We first design a general compiler which can essentially transform any self-stabilizing algorithm with a certain property (called “the bitwise-independence property”) that uses l-bits messages to one that uses only (log l)-bits messages, while paying only a small penalty in the running time. By applying this compiler recursively we then obtain a self-stabilizing Clock Synchronization protocol, in which agents synchronize their clocks modulo some given integer T, within O(log n log T) rounds w.h.p., and using messages that contain 3 bits only. We then employ the new Clock Synchronization tool to obtain a self-stabilizing majority broadcast protocol which converges in O(log n) time, w.h.p., on every initial configuration, provided that the ratio of sources supporting the minority opinion is bounded away from half. Moreover, this protocol also uses only 3 bits per interaction.

Based on joint work with A. Korman and E. Natale.

Séminaire des membres non-permanents
Mercredi 25 janvier 2017, 11 heures, Salle 3052
Thibaut Girka (PPS team) Oracle-based Differential Operational Semantics (or Explaining program differences with programs)

We present a formal framework to characterize differences between deterministic programs in terms of their small-step semantics. This language-agnostic framework defines the notion of /difference languages/ in which /oracles/—programs that relate small-step executions of pairs of programs written in a same language—can be written, reasonned about and composed.

We illustrate this framework by instantiating it on a toy imperative language and by presenting several /difference languages/ ranging from trivial equivalence-preserving syntactic transformations to characterized semantic differences.
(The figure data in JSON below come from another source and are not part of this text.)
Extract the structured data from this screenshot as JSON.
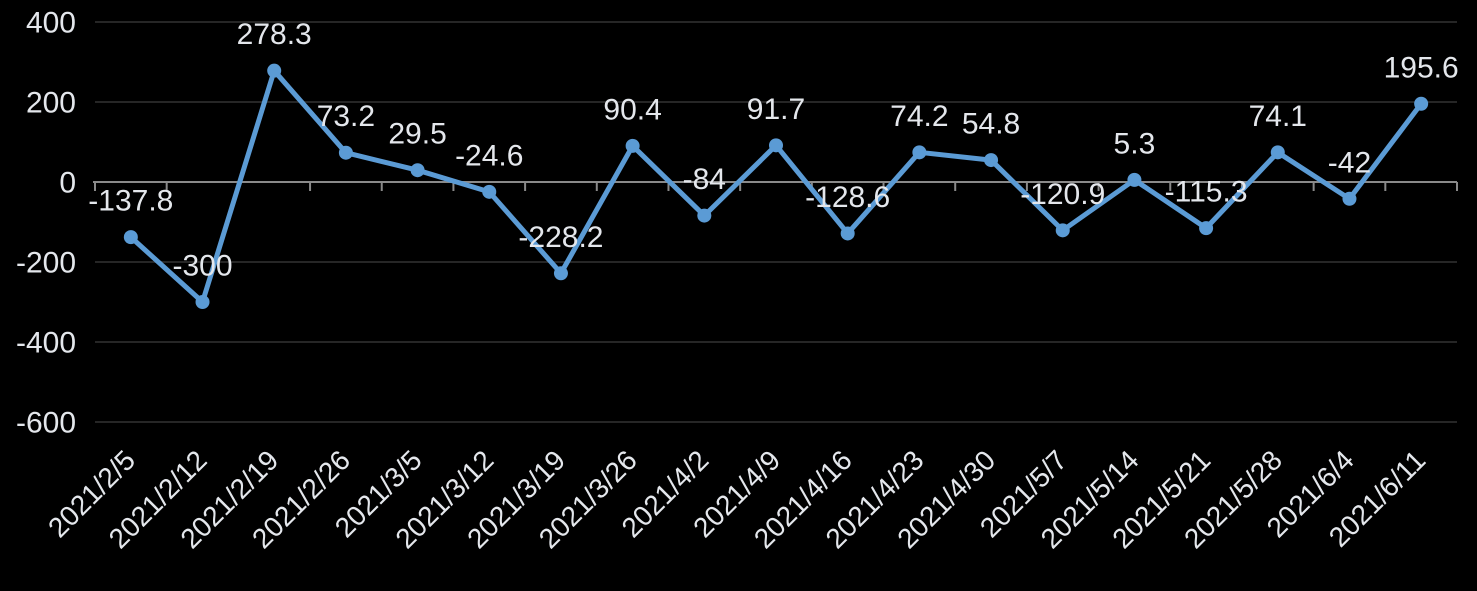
{
  "chart": {
    "background": "#000000",
    "colors": {
      "line": "#5b9bd5",
      "marker": "#5b9bd5",
      "text": "#e4e7ec",
      "gridline": "#262626",
      "axis": "#8a8a8a"
    }
  },
  "chart_data": {
    "type": "line",
    "title": "",
    "legend": "none",
    "grid": true,
    "categories": [
      "2021/2/5",
      "2021/2/12",
      "2021/2/19",
      "2021/2/26",
      "2021/3/5",
      "2021/3/12",
      "2021/3/19",
      "2021/3/26",
      "2021/4/2",
      "2021/4/9",
      "2021/4/16",
      "2021/4/23",
      "2021/4/30",
      "2021/5/7",
      "2021/5/14",
      "2021/5/21",
      "2021/5/28",
      "2021/6/4",
      "2021/6/11"
    ],
    "series": [
      {
        "name": "",
        "values": [
          -137.8,
          -300,
          278.3,
          73.2,
          29.5,
          -24.6,
          -228.2,
          90.4,
          -84,
          91.7,
          -128.6,
          74.2,
          54.8,
          -120.9,
          5.3,
          -115.3,
          74.1,
          -42,
          195.6
        ],
        "data_labels": [
          "-137.8",
          "-300",
          "278.3",
          "73.2",
          "29.5",
          "-24.6",
          "-228.2",
          "90.4",
          "-84",
          "91.7",
          "-128.6",
          "74.2",
          "54.8",
          "-120.9",
          "5.3",
          "-115.3",
          "74.1",
          "-42",
          "195.6"
        ]
      }
    ],
    "xlabel": "",
    "ylabel": "",
    "ylim": [
      -600,
      400
    ],
    "yticks": [
      400,
      200,
      0,
      -200,
      -400,
      -600
    ],
    "ytick_labels": [
      "400",
      "200",
      "0",
      "-200",
      "-400",
      "-600"
    ]
  }
}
Through those examples, we will present the basis of our framework, show how to use it to relate syntactic changes with their effect on semantics, how one can abstract away from the small-step semantics presentation, and discuss the composability of oracles.

Séminaire des membres non-permanents
Mercredi 11 janvier 2017, 11 heures, Salle 3052
Fabian Reiter (Automata and applications Group) Asynchronous Distributed Automata

The goal of this talk is to raise interest in the connections between distributed computing and formal logic. I will illustrate this relatively unexplored area of research by presenting an equivalence result between two very specific systems. The distributed computing side will be represented by a network of identical finite-state machines that communicate in an asynchronous manner, while the formal logic side will be represented by a small fragment of least fixpoint logic (more specifically, a fragment of the modal mu-calculus).